Dalam ilmu ushul fiqih, mafhum
dibagi menjadi dua. Pertama, adakalanya hukum kontekstual lebih kuat
daripada hukum tekstualnya seperti dalam kasus memukul orang tua yang
dipahami dari larangan perkataan “ah”. Karena larangan perkataan “ah”
kepada orang tua, sebenarnya adalah larangan menyakiti mereka. Sudah
barang tentu, tekanan memukul dalam hal menyakiti lebih kuat dari pada
sekedar perkataan “ah”. Mafhum yang seperti ini dalam ilmu ushul fiqih
disebut dengan Fahwa al-Khithab, atau Qiyas Aulawi. Siapapun orang yang
berakal sehat, akan dapat menerima bahwa memukul orang tua itu hukumnya
haram berdasarkan ayat larangan perkataan “ah”.
Kedua, adakalanya
hukum kontekstual sama kedudukannya dengan hukum tekstual, seperti
keharaman merusak dan membakar harta anak yatim yang dipahami dari
larangan memakan harta anak yatim. Karena larangan memakan harta anak
yatim pada hakikatnya bertujuan agar tidak merusak harta mereka. Merusak
dan membakar harta mereka, sama saja posisinya dengan memakan harta
mereka. Mafhum yang seperti ini dalam ilmu ushul fiqih disebut dengan
istilah Lahn al-Khithab atau Qiyas Musawi.
Pertanyaannya sekarang
adalah, dapatkan seseorang memberikan penjelasan keharaman memukul
orang tua dengan dasar ayat yang secara tekstual berupa larangan
perkataan “ah”, atau menjelaskan keharaman merusak dan membakar harta
anak yatim dengan dasar ayat yang secara tekstual berupa larangan
memakan harta anak yatim? Para ulama sepakat bahwa penjelasan seperti
ini jelas diterima dan telah berlaku di kalangan para ulama. Al-Imam
al-Zarkasyi berkata dalam kitabnya Tasynif al-Masami’ bi-Jam’ al-Jawami’
sebagai berikut:
وَلاَ خِلاَفَ فِي اْلاِحْتِجَاجِ بِالْمُسَاوِيْ كَاْلأَوْلىَ.

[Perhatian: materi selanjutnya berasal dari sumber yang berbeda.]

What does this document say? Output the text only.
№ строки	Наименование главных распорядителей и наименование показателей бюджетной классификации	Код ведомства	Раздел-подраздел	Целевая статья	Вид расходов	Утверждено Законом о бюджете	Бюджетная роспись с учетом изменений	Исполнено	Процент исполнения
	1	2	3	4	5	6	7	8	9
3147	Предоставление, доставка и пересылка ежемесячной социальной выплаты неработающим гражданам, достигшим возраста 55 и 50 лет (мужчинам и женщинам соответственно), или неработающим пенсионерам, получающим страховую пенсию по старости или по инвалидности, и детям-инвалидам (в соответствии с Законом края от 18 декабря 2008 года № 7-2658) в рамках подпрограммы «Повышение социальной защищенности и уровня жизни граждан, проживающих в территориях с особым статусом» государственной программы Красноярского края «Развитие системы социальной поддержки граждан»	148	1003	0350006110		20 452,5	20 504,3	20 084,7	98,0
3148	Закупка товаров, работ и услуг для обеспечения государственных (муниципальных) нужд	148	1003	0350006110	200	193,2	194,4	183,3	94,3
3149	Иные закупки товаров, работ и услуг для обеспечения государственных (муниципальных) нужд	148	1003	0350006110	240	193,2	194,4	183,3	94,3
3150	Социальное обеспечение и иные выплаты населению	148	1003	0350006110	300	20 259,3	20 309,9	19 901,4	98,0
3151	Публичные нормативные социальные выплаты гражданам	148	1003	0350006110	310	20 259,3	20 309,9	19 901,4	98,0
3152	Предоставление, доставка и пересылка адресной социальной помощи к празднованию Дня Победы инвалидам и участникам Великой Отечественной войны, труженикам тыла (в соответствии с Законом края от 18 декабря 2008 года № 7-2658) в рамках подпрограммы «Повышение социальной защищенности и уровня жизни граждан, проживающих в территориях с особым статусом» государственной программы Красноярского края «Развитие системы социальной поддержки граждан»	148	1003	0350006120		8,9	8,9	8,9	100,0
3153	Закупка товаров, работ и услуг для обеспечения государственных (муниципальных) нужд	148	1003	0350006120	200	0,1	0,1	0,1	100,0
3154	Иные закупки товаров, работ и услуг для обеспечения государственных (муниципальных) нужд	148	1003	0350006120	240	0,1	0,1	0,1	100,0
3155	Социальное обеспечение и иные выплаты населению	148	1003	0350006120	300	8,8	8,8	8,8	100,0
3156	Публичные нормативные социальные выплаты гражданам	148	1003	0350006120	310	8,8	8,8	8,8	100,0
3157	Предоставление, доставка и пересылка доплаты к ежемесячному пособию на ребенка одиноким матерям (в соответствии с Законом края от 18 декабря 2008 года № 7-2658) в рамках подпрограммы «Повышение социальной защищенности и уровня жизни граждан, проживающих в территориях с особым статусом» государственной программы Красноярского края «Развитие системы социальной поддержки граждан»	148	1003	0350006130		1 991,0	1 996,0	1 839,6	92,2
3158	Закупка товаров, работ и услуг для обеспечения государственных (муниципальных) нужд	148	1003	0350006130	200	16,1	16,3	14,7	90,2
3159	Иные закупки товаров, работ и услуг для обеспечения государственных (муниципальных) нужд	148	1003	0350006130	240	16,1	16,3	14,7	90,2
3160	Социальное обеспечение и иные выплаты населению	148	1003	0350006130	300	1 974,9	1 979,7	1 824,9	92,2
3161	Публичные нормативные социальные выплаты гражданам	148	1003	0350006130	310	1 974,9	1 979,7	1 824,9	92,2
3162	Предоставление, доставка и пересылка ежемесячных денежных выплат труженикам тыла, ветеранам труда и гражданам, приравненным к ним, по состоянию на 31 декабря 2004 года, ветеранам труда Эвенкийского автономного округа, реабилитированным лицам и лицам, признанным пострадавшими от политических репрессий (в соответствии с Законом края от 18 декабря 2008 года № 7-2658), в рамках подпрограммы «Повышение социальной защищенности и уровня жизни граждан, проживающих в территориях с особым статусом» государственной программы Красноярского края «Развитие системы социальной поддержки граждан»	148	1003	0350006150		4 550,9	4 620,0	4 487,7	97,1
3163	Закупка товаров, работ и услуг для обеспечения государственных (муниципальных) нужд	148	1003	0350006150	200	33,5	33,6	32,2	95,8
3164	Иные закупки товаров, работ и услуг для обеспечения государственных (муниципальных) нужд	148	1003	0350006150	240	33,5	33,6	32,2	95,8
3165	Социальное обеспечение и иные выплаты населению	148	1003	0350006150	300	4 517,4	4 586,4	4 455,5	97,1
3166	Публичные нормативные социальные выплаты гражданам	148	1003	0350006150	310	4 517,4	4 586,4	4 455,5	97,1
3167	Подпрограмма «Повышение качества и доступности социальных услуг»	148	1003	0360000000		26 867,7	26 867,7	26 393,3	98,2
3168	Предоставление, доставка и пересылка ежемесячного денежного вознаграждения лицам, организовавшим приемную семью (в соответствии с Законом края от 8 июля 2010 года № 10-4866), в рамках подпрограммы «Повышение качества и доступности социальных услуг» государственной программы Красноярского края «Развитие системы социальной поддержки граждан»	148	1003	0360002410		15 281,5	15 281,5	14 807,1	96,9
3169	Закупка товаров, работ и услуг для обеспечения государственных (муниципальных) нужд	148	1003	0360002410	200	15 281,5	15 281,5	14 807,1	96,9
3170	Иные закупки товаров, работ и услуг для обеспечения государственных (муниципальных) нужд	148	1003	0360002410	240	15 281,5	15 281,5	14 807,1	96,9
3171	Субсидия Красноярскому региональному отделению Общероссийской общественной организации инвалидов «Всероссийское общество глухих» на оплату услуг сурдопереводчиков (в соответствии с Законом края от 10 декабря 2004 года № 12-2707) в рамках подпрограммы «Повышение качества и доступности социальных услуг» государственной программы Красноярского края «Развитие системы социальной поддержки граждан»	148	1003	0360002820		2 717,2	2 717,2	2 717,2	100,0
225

Tidak ada perselihian di kalangan ulama tentang kehujjahan mafhum
musawi, sebagaimana halnya mafhum aula. (Al-Zarkasyi, Tasynif al-Masami’
bi-Jam’ al-Jawami’ juz 1 hlm 343).
Kaitannya dengan QS al-Maidah : 51, dapat diterapkan bahwa ayat tersebut menjadi larangan memilih pemimpin beda agama?
QS al-Maidah : 51, secara tekstual menjadi larangan menjadikan
orang-orang kafir sebagai teman setia dan sahabat yang dikasihi. Secara
kontekstual ayat tersebut menjadi larangan menjadikan orang-orang kafir
sebagai pemimpin. Karena kedudukan pemimpin lebih tinggi dari pada
sekedar teman setia dan sahabat yang dikasihi. Jadi dengan demikian,
penerjemahan auliya’ dalam QS al-Maidah : 51 dengan arti teman setia dan
sahabat adalah pengertian tekstual. Sedangkan penerjemahan dengan
pemimpin adalah pengertian secara kontekstual. Kedua-duanya sama-sama
dijadikan dasar oleh para ulama sejak dahulu kala dalam hukum Islam.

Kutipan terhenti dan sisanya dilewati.